XXXV. La Distribution est une figure par laquelle on établit dans certains cas une division de personnes ou de choses, comme dans ces exemples : « Ceux d’entre vous, juges, qui ont de l’affection pour le sénat, doivent détester cet homme, puisqu’il s’est toujours montré l’ennemi le plus passionné du sénat. Ceux qui désirent que l’ordre équestre brille dans Rome d’un vif éclat, doivent demander le sévère châtiment d’un misérable dont la honte souillerait d’une tache de mépris cette classe honorable. Vous tous qui avez des parents, montrez par son supplice que vous êtes sans pitié pour les fils sacrilèges.

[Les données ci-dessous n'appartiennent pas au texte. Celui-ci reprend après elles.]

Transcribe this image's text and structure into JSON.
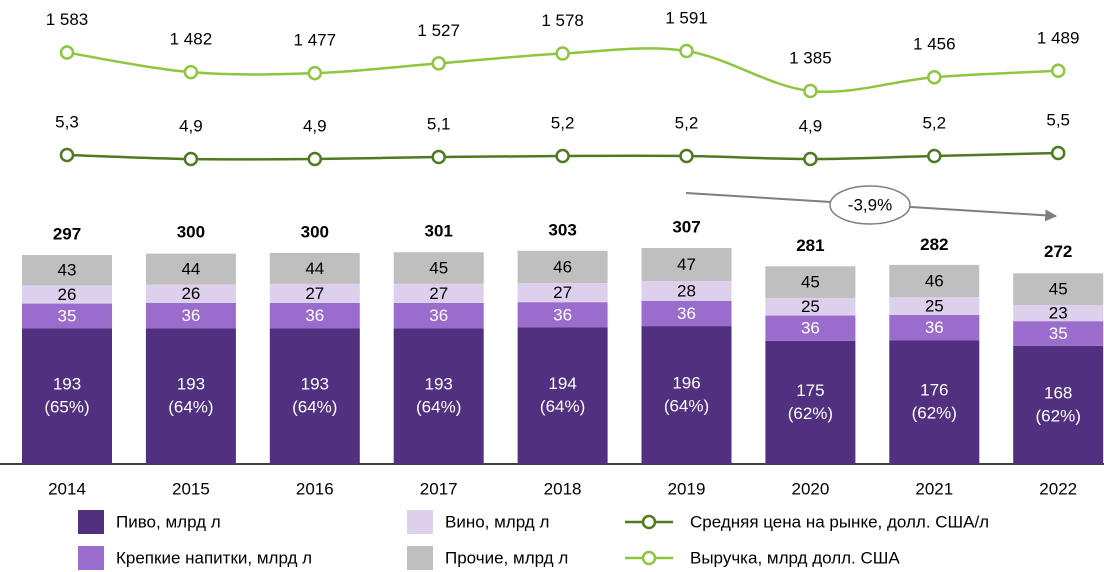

Vous qui avez des enfants, montrez-leur par un exemple quels châtiments Rome tient en réserve pour des hommes tels que lui. » — « C’est le devoir du sénat d’aider la république de ses conseils ; c’est le devoir des magistrats d’exécuter avec zèle et fidélité la volonté des sénateurs : c’est le devoir du peuple, de donner son approbation et ses suffrages aux meilleures lois, et aux citoyens les plus dignes. — L’accusateur a pour office de dénoncer les crimes ; le défenseur, de les combattre et de les réfuter ; le témoin de dire ce qu’il sait ou ce qu’il a entendu ; le président de contenir chacun d’eux dans les bornes de son devoir. C’est pourquoi, L. Cassius, si vous souffrez qu’un témoin aille au delà de ce qu’il sait, ou de ce qu’il a entendu, et fasse part de ses conjectures, vous confondrez ses « droits avec ceux de l’accusateur, vous encouragerez la cupidité d’un témoin criminel, vous mettrez l’accusé dans la nécessité de se défendre contre deux accusations. » Cette figure féconde le discours, car elle comprend beaucoup en peu de mots, et en donnant à chaque chose son emploi, elle divise et distingue toutes les parties du tout.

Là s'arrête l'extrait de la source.